May 24, 2004 00:45
I am starting to get really pissed off at my mom. She fuckin doesn't trust me at all and its really stupid. I go out my window to look at the stars cuz the night is really clear. My front door is noisy and there no way for me to go out that way without waking her up and I don't want her to wake up. So i'm outside looking at the sky and just taking in the peacefulness of the night. When I realize that my light somehow turned on. I'm fuckin sure it was off when I left and now its on. WTF either I got ghosts or it was my mom trying to check up on me. WELL SHE CAN GO FUCK HERSELF I DON'T NEED TO BE AROUND SOMEONE SO FUCKIN NOISY. I haven't fuckin done drugs in the longest of times. I only left through my window not to wake her up just showing consideration. I'd go out back but my house is in the fucking way. I'm really pissed and tired and feel like ranting at the moment. Other then that I can't wait to get out of the hell hole and move into the dorm rooms where I won't have someone breathing down my back 24/7.
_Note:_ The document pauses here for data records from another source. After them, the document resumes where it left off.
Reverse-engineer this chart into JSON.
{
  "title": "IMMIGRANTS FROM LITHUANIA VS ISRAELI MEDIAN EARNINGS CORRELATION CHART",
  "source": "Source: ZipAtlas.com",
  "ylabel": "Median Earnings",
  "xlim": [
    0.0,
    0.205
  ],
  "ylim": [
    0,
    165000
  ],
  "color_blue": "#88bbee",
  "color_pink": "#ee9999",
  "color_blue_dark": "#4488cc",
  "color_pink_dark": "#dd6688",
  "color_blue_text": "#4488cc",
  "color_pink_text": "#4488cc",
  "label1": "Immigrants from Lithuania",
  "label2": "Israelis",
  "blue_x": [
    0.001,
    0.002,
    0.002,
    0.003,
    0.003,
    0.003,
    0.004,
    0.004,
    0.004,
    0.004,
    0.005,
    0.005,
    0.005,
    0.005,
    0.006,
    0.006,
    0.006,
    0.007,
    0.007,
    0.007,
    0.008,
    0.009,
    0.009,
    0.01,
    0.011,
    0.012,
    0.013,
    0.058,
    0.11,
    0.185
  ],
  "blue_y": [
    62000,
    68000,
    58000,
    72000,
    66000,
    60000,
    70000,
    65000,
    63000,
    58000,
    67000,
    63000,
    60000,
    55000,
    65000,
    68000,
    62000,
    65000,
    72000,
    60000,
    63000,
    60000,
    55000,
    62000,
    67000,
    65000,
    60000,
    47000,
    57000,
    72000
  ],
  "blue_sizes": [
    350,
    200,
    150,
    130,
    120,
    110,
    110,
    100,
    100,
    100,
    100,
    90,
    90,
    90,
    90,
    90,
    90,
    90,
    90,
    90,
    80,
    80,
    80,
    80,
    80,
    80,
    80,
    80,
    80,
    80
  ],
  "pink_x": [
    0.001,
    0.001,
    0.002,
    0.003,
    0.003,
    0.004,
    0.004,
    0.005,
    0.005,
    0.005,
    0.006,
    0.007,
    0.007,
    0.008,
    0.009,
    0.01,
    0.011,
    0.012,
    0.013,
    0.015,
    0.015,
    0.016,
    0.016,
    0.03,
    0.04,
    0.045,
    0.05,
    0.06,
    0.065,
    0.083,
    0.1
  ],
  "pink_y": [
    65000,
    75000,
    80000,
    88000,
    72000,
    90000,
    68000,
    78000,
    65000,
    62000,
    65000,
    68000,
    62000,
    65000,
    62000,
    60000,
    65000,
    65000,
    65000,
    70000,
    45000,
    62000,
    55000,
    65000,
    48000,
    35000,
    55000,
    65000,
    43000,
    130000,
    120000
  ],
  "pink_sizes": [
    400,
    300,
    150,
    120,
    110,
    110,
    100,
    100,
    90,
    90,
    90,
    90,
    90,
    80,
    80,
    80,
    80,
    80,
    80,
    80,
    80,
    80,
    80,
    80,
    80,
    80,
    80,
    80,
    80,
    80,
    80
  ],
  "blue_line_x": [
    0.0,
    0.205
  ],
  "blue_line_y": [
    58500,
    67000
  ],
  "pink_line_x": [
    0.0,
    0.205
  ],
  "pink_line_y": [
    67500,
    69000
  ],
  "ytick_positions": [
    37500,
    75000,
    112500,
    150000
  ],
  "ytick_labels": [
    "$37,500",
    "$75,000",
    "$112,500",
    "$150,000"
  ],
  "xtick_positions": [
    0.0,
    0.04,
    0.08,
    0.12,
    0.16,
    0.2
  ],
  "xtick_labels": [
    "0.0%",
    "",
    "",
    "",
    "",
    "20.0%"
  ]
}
Also people really piss me off. There many people who owe me money and its starting to get retarded. I'm so close to hurting them if they don't fuckin pay me back soon. I'm too nice to deserve people holding money from me. If I fucking let you borrow $60 because you a fuckin coke addict and you don't want you mom to find out that you spent your money you better sure as hell pay me back or you are going to be sniffing blood up your nose for a long ass time.